This Week in West Virginia History

PIONEER EBENEZER ZANE, FOUNDER OF WHEELING, IS BORN IN HARDY COUNTY — OCT. 7, 1747
The following events happened on these dates in West Virginia history. To read more, go to e-WV: The West Virginia Encyclopedia at www.wvencyclopedia.org.
Oct. 5, 1992: Andrews Methodist Episcopal Church in Grafton was designated as a National Historic Landmark, one of only 17 in the state. The first Mother’s Day observance took place at the church on May 10, 1908.
Oct. 6, 1928: Traditional musician William “Frank” George was born in Bluefield. The multi-instrumentalist and his wife, Jane George, were leaders in the old-time revival of the 1960s and 1970s.
Oct. 7, 1747: Pioneer Ebenezer Zane, the founder of Wheeling, was born on the South Branch of the Potomac River near present Moorefield in Hardy County.
Oct. 1763: England’s King George III issued a proclamation banning all settlement west of the Alleghenies. In present-day West Virginia, the line ran along the divide between eastern rivers and the Ohio watershed, leaving only the Eastern Panhandle and a fraction of Monroe County open to settlement.
Oct. 7, 1900: Poet Roy Lee Harmon was born in Boone County. He was the founder of the West Virginia Poetry Society and served as the state’s poet laureate for 38 years.
Oct. 7, 1957: Musician Michael W. Smith was born in Kenova.
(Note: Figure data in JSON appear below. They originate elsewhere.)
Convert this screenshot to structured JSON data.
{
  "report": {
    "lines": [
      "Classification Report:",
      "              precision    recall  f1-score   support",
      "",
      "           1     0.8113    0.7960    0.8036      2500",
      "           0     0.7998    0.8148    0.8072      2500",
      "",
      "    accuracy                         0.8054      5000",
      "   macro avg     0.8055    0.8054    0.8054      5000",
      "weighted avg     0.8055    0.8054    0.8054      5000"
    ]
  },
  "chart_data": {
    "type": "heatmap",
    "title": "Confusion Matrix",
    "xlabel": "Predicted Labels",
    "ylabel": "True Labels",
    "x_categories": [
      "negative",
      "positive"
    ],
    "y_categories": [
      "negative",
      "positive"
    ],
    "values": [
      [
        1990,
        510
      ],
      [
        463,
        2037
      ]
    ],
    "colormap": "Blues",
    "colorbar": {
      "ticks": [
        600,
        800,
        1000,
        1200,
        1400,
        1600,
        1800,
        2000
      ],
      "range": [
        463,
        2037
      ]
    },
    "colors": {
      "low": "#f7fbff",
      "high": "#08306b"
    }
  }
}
One of the top-selling artists in gospel music history, he has recorded 37 albums (selling 18 million), had 35 number-one songs, and written over a dozen books.
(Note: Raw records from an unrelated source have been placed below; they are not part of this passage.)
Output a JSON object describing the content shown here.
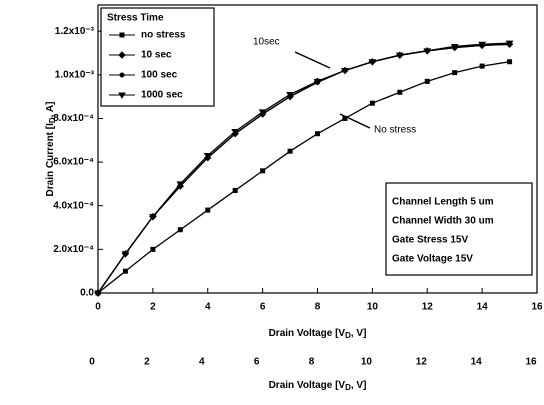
{
  "chart_data": {
    "type": "line",
    "xlabel": {
      "text": "Drain Voltage [V",
      "sub": "D",
      "tail": ", V]"
    },
    "ylabel": {
      "text": "Drain Current [I",
      "sub": "D",
      "tail": ", A]"
    },
    "xlim": [
      0,
      16
    ],
    "xticks": [
      0,
      2,
      4,
      6,
      8,
      10,
      12,
      14,
      16
    ],
    "ylim": [
      0,
      0.00132
    ],
    "yticks": [
      {
        "value": 0,
        "label": "0.0"
      },
      {
        "value": 0.0002,
        "label": "2.0x10⁻⁴"
      },
      {
        "value": 0.0004,
        "label": "4.0x10⁻⁴"
      },
      {
        "value": 0.0006,
        "label": "6.0x10⁻⁴"
      },
      {
        "value": 0.0008,
        "label": "8.0x10⁻⁴"
      },
      {
        "value": 0.001,
        "label": "1.0x10⁻³"
      },
      {
        "value": 0.0012,
        "label": "1.2x10⁻³"
      }
    ],
    "legend_title": "Stress Time",
    "legend": "upper left",
    "x": [
      0,
      1,
      2,
      3,
      4,
      5,
      6,
      7,
      8,
      9,
      10,
      11,
      12,
      13,
      14,
      15
    ],
    "series": [
      {
        "name": "no stress",
        "color": "#000000",
        "marker": "square",
        "values": [
          0,
          0.0001,
          0.0002,
          0.00029,
          0.00038,
          0.00047,
          0.00056,
          0.00065,
          0.00073,
          0.0008,
          0.00087,
          0.00092,
          0.00097,
          0.00101,
          0.00104,
          0.00106
        ]
      },
      {
        "name": "10 sec",
        "color": "#000000",
        "marker": "diamond",
        "values": [
          0,
          0.00018,
          0.00035,
          0.00049,
          0.00062,
          0.00073,
          0.00082,
          0.0009,
          0.00097,
          0.00102,
          0.00106,
          0.00109,
          0.00111,
          0.001125,
          0.001135,
          0.00114
        ]
      },
      {
        "name": "100 sec",
        "color": "#000000",
        "marker": "circle",
        "values": [
          0,
          0.00018,
          0.00035,
          0.00049,
          0.00062,
          0.00073,
          0.00082,
          0.0009,
          0.000965,
          0.00102,
          0.00106,
          0.00109,
          0.00111,
          0.001125,
          0.001135,
          0.00114
        ]
      },
      {
        "name": "1000 sec",
        "color": "#000000",
        "marker": "triangle",
        "values": [
          0,
          0.00018,
          0.00035,
          0.0005,
          0.00063,
          0.00074,
          0.00083,
          0.00091,
          0.00097,
          0.00102,
          0.00106,
          0.00109,
          0.00111,
          0.00113,
          0.00114,
          0.001145
        ]
      }
    ],
    "annotations": [
      "10sec",
      "No stress"
    ],
    "info_box": [
      "Channel Length 5 um",
      "Channel Width 30 um",
      "Gate Stress 15V",
      "Gate Voltage 15V"
    ]
  }
}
Oct. 8, 1993: The Rev. Bernard Coffindaffer died unexpectedly of a heart attack. Starting in 1984, Coffindaffer began erecting clusters of crosses in West Virginia and other states. He was buried in Nicholas County, just across the highway from a set of his crosses.
Oct. 9, 1877: The Episcopal Church created the Diocese of West Virginia. The initial convention of the new diocese met at St. John’s Episcopal in Charleston, with 14 clergy and 16 lay delegates.
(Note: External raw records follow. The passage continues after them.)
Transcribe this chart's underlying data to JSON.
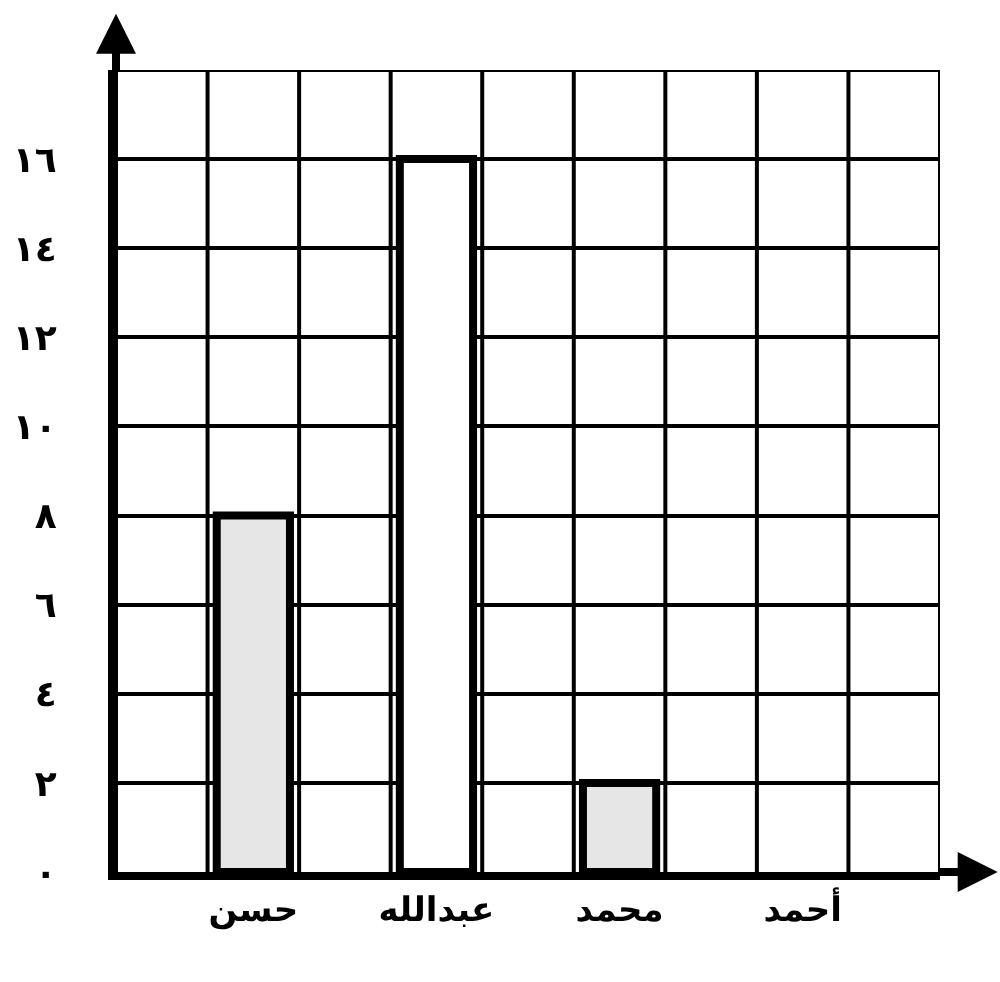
{
  "chart_data": {
    "type": "bar",
    "categories": [
      null,
      "حسن",
      null,
      "عبدالله",
      null,
      "محمد",
      null,
      "أحمد",
      null
    ],
    "values": [
      null,
      8,
      null,
      16,
      null,
      2,
      null,
      0,
      null
    ],
    "colors": [
      "#ffffff",
      "#e6e6e6",
      "#ffffff",
      "#ffffff",
      "#ffffff",
      "#e6e6e6",
      "#ffffff",
      "#ffffff",
      "#ffffff"
    ],
    "ylim": [
      0,
      18
    ],
    "yticks": [
      {
        "value": 0,
        "label": "٠"
      },
      {
        "value": 2,
        "label": "٢"
      },
      {
        "value": 4,
        "label": "٤"
      },
      {
        "value": 6,
        "label": "٦"
      },
      {
        "value": 8,
        "label": "٨"
      },
      {
        "value": 10,
        "label": "١٠"
      },
      {
        "value": 12,
        "label": "١٢"
      },
      {
        "value": 14,
        "label": "١٤"
      },
      {
        "value": 16,
        "label": "١٦"
      }
    ],
    "grid": true
  }
}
Oct. 9, 2014: Following court rulings and announcements by the governor and the attorney general, same-sex marriage was effectively legalized in West Virginia.
Oct. 10, 1774: Shawnee warriors led by Cornstalk were defeated at the Battle of Point Pleasant. It was the only major engagement of Dunmore’s War and the most important battle ever fought in present West Virginia.
Oct. 10, 1872: Architect Rus Warne was born in Parkersburg. Warne designed many notable buildings in Charleston, including City Hall and the Masonic Temple.
Oct. 10, 1878: Blanche Lazzell was born in Maidsville, Monongalia County. She was one of West Virginia’s most notable artists and is recognized as one of America’s leading abstract painters and print makers.
Oct. 10, 1948: During a boat-racing event in Charleston, Chuck Yeager flew a Lockheed P-80 Shooting Star under the South Side Bridge, surprising boaters, audience and news media at the event.
Oct. 11, 1811: State founder and U.S. Senator Waitman T. Willey was born near Farmington. Willey proposed the West Virginia Statehood Bill in the Senate and saw to its passage and later signing by President Lincoln. He was then elected as one of West Virginia’s first two U.S. senators and served from 1863 to 1871.
Oct. 11, 1923: Science fiction and fantasy author Doris Piserchia was born Doris Summers in Fairmont. She was a pioneer in a genre that has become known as feminist science fiction, authoring 13 novels and 17 short stories between 1966 and 1983.